Yazara göre ahiret inancı olmayan transhümanizm, ölüme son verme amacında olan sahte-dinsel bir dünya görüşüdür. Bu durumun Müslümanlarla zemin kazanması mümkün değildir. Vücûdu emanet olarak gören bir dinle, o vücûdu her türlü dönüştürme hakkına sahip olduğunu düşünen bu görüşün uzlaşması mümkün değildir. Ayrıca transhümanistlerin dine yaklaşımını şu şekilde ortaya koymaktadır: “İnsanın dönüşümünde ısrarcı olan transhümanizm, düşünce ve pratikleri bakımından dini dışarıda tutma ve ‘yeni kutsal’ üretme amacındadır. Gelecek perspektifinde dinden uzak olan transhümanizme göre ‘Din, geçmiştir ve geleceğe/ değişime engeldir.’ Teknolojik tanrı yaratılmasını bekleyen transhümanist akım, hümanizmin maksadı olan insanı, Tanrı yerine koyarak insanı sonsuzlaştırma, sonsuz olan Tanrı’nın konumunu ve rolünü insana verme amacındadır. Bilim ve teknolojiyi yüceleştiren, aşkın Tanrı’nın yersizliğine inanan transhümanizm, dinin yerine konumlanan seküler bir projedir.”

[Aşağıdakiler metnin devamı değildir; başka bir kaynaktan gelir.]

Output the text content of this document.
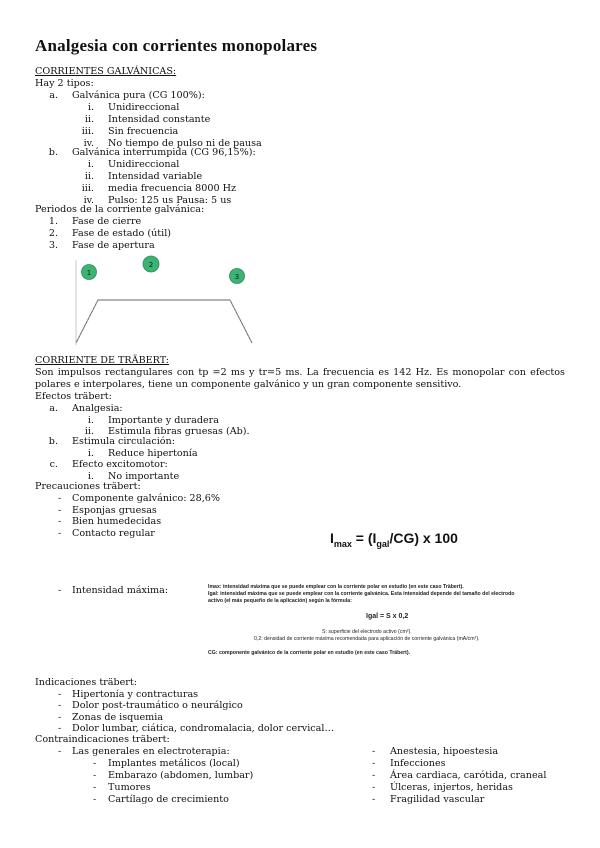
Analgesia con corrientes monopolares
CORRIENTES GALVÁNICAS:
Hay 2 tipos:
a. Galvánica pura (CG 100%):
i. Unidireccional
ii. Intensidad constante
iii. Sin frecuencia
iv. No tiempo de pulso ni de pausa
b. Galvánica interrumpida (CG 96,15%):
i. Unidireccional
ii. Intensidad variable
iii. media frecuencia 8000 Hz
iv. Pulso: 125 us Pausa: 5 us
Periodos de la corriente galvánica:
1. Fase de cierre
2. Fase de estado (útil)
3. Fase de apertura
1
2
3
CORRIENTE DE TRÄBERT:
Son impulsos rectangulares con tp =2 ms y tr=5 ms. La frecuencia es 142 Hz. Es monopolar con efectos polares e interpolares, tiene un componente galvánico y un gran componente sensitivo.
Efectos träbert:
a. Analgesia:
i. Importante y duradera
ii. Estimula fibras gruesas (Ab).
b. Estimula circulación:
i. Reduce hipertonía
c. Efecto excitomotor:
i. No importante
Precauciones träbert:
- Componente galvánico: 28,6%
- Esponjas gruesas
- Bien humedecidas
- Contacto regular	$I_{max} = (I_{gal}/CG)$ x 100
- Intensidad máxima:	Imax: intensidad máxima que se puede emplear con la corriente polar en estudio (en este caso Träbert).
Igal: intensidad máxima que se puede emplear con la corriente galvánica. Esta intensidad depende del tamaño del electrodo
activo (el más pequeño de la aplicación) según la fórmula:
Igal = S x 0,2
S: superficie del electrodo activo (cm²).
0,2: densidad de corriente máxima recomendada para aplicación de corriente galvánica (mA/cm²).
CG: componente galvánico de la corriente polar en estudio (en este caso Träbert).
Indicaciones träbert:
- Hipertonía y contracturas
- Dolor post-traumático o neurálgico
- Zonas de isquemia
- Dolor lumbar, ciática, condromalacia, dolor cervical…
Contraindicaciones träbert:
- Las generales en electroterapia:
- Implantes metálicos (local)
- Embarazo (abdomen, lumbar)
- Tumores
- Cartílago de crecimiento
- Anestesia, hipoestesia
- Infecciones
- Área cardiaca, carótida, craneal
- Úlceras, injertos, heridas
- Fragilidad vascular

Dağ’in bu çalışması, kitabın başında ele alınan soruların cevaplanması açısından tatmin edici bir niteliktedir. Onun konuyu ele alırken bu alanda yazılıp çizilmiş veyahut ortaya konulmuş yazılardan haberi olması, mutlak anlamda araştırmalarını delillere dayandırarak ortaya koyması, bu alanla alakâlı ilimleri neredeyse çoğunu taramalar yapmak suretiyle faydalandığı anlaşılmaktadır. Kitabın, mevcut literatürdeki benzer eserlerden ayrıştığı nokta, uğraştığı geniş medeni birikimi, felsefi bir düzlemde değerlendirebilmesidir. Ahmet Dağ’ın dili, yer yer kapalı bir görünümde olsa da genel itibariyle açıklığını korumaktadır. Yazar, bu çalışmasıyla transhümanizm, hümanizm, artırılmış insan, posthümanizm gibi kavramlar üzerinden yürütülen tartışmaya yeni bir bakış açısı getirmiştir. Mezkur çalışmasıyla Dağ, transhümanizm kavramına çeşitli başlıklar altında önemli sayılabilecek bir soruşturma içerisine girmiş ve bunu da her konunun sonunda ortaya koyduğu ve tespit ettiği çelişkilerin haklılığı çerçevesinde büyük oranda başardığını söylemek mümkündür. Bu alanla alakâlı Türkçe literatürün hâlâ istenilen seviyede olmadığı da göz önüne alınınca ortaya konulan çalışmanın ne denli mühim olduğu da ne bir şekilde görülmektedir. Transhümanizm ile okumalar yapmak isteyen araştırmacıların ilk olarak bu esere yönelmeleri gerektiğini de söylemek mümkündür. Nitekim birçok başlık altında ilgili kavramı açıklamaya çalışır.